— Твоя честность — это достаточно редкое явление, дитя.
— Я предпочитаю быть честной сейчас, чем пойманной на лжи позже, ваше величество. Любую ложь, которую бы я могла сказать сегодня, было бы легко раскрыть, это дело времени. У меня нет ничего больше, но и меньше, чем моя преданность.
Морати мягко покачала головой.
— Тогда тебе нечего предложить вовсе. Весь Нагарит предан мне, и льстивые капитаны, и дворяне, и все легко заменимы. Что изменится от того, что у меня появится ещё один подобострастный прихлебатель?
— Ничего, ваше величество, — ответила Хеллеброн, сдерживая слёзы, поклявшись, что её слабости королева не увидит.
— Превосходная попытка, дитя, — сказала королева. — Но твои губы дрожат, и я вижу по твоим глазам, что стыд уже сломил тебя. Не думай, однако, что жалость может поколебать меня. Ты слаба и испорчена, как и многие из твоего поколения. Я разочарована в том, что твой отец не воспитал тебя лучше. Я ожидала большего от дочери Аландриана. Может быть, в этом вина твоей матери.
Плотина, наконец, прорвалась и Хеллеброн разрыдалась, закрыв лицо руками. Она почувствовала, как королева встала. Морати положила руку ей на плечо и прошептала в ухо.
— Запомни это унижение, моё прелестное дитя, — сказала королева. — Запомни этот момент слабости и осознай, что будущее Нагарита находится в руках тех, кто гораздо сильнее тебя. Приходи ко мне, когда у тебя будет что-то, что ты сможешь предложить своему народу.
Хеллеброн почувствовала крепкую хватку на руке и смахнула слёзы с лица, когда Морати подняла её вверх.
— Я сожалею, — произнесла она.
— Сожалеешь за меня, или сожалеешь за себя, дитя?

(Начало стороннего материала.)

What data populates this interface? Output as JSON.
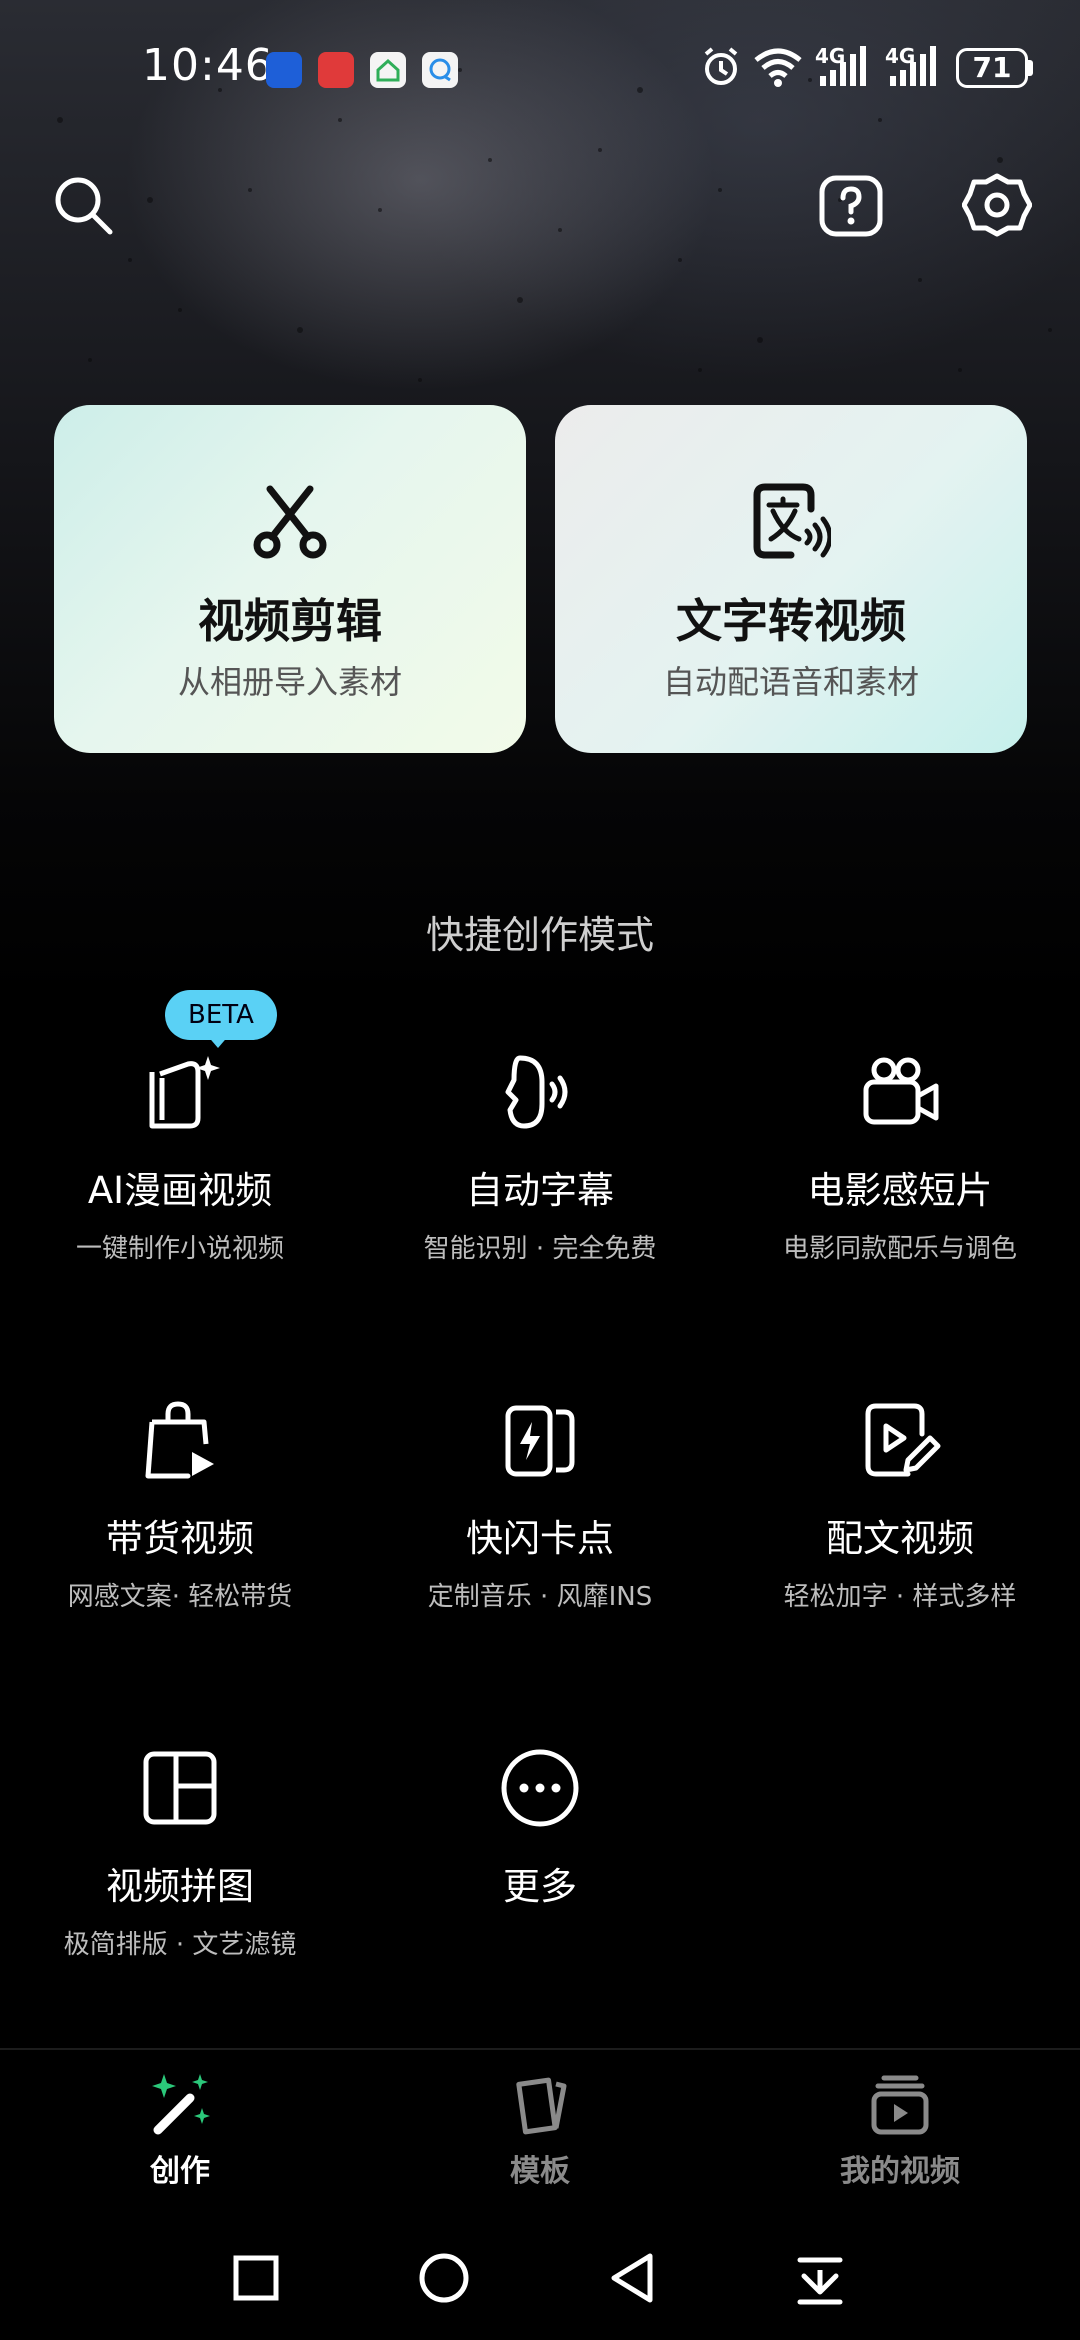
{
  "status_bar": {
    "time": "10:46",
    "battery": "71",
    "network_1": "4G",
    "network_2": "4G",
    "app_icons": [
      "blue-app-icon",
      "red-app-icon",
      "green-house-app-icon",
      "chat-bubble-app-icon"
    ]
  },
  "header": {
    "search_icon": "search-icon",
    "help_icon": "help-icon",
    "settings_icon": "gear-icon"
  },
  "cards": [
    {
      "title": "视频剪辑",
      "subtitle": "从相册导入素材",
      "icon": "scissors-icon"
    },
    {
      "title": "文字转视频",
      "subtitle": "自动配语音和素材",
      "icon": "text-to-speech-icon"
    }
  ],
  "section_title": "快捷创作模式",
  "beta_label": "BETA",
  "modes": [
    {
      "title": "AI漫画视频",
      "subtitle": "一键制作小说视频",
      "icon": "book-sparkle-icon"
    },
    {
      "title": "自动字幕",
      "subtitle": "智能识别 · 完全免费",
      "icon": "speaking-head-icon"
    },
    {
      "title": "电影感短片",
      "subtitle": "电影同款配乐与调色",
      "icon": "video-camera-icon"
    },
    {
      "title": "带货视频",
      "subtitle": "网感文案· 轻松带货",
      "icon": "shopping-bag-play-icon"
    },
    {
      "title": "快闪卡点",
      "subtitle": "定制音乐 · 风靡INS",
      "icon": "flash-cards-icon"
    },
    {
      "title": "配文视频",
      "subtitle": "轻松加字 · 样式多样",
      "icon": "play-edit-icon"
    },
    {
      "title": "视频拼图",
      "subtitle": "极简排版 · 文艺滤镜",
      "icon": "collage-grid-icon"
    },
    {
      "title": "更多",
      "subtitle": "",
      "icon": "more-dots-icon"
    }
  ],
  "tabs": [
    {
      "label": "创作",
      "active": true,
      "icon": "magic-wand-icon"
    },
    {
      "label": "模板",
      "active": false,
      "icon": "template-icon"
    },
    {
      "label": "我的视频",
      "active": false,
      "icon": "my-videos-icon"
    }
  ],
  "colors": {
    "accent_green": "#2bc87a",
    "beta_bg": "#5ad1f5",
    "inactive_tab": "#8a8a8a"
  }
}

Умоляюще повернувшись к королеве, Хеллеброн увидела, что ни капли сочувствия не было в глазах Морати, чёрных и твёрдых, словно гранит. Королева провела её к двери и едва ли не вытолкнула в коридор, где дожидалась бритоголовая служанка, которая с хитрой ухмылкой посмотрела на растрёпанную принцессу.
— Морай Хег жестока, и она сплела для тебя ничем не примечательную судьбу, Хеллеброн, — сказала Морати. — Завтра я даже не вспомню твоего имени.
Служанка зашла внутрь, и дверь закрылась, стук захлопнувшейся двери был для Хеллеброн как глухой звук воткнувшегося в плаху топора палача, отрубившего мечты Хеллеброн.
Оставшись одна, принцесса вытерла слёзы и метнула острый, словно кинжал, взгляд на закрывшуюся дверь. Она проклинала себя за то, что прибегла к слезам — слезам, что на протяжении многих лет работали для её отца и матери — и прокляла себя ещё раз за то, что не попыталась произвести лучшее впечатление на королеву.
Это было не важно. Хеллеброн знала, что королева всё равно видела её насквозь, к каким бы уловкам она ни прибегла. Впрочем, Морати была не права. Хеллеброн не была слаба. Да, кое-кто и думал, что она действительно была беспомощной пустышкой, но это была просто маска. Гораздо проще заставить других сделать что-либо за вас, если они думали, что вы не в силах сделать это самостоятельно. Как оказалось, Морати была к этому невосприимчива.
Страдая от уязвленной гордости, Хеллеброн шла по коридору, раздумывая, как бы могла доказать Морати, что та ошиблась. Она была княжной, и она заслуживала лучшего. И пусть она пока ещё не знала, как, но она заставит Морати увидеть, что та ошиблась, вышвырнув Хеллеброн с таким презрением. Она не могла изучать магию, и никакие учителя не сделали бы из неё прекрасную танцовщицу или певицу, но она должна найти способ, которым бы смогла получить то, что, она считала, должно принадлежать ей. Она отправится в Анлек как законная княжна Нагарита.
«Да, — подумала Хеллеброн. — Придёт день, и Морати вспомнит моё имя и увидит меня такой, какая я есть».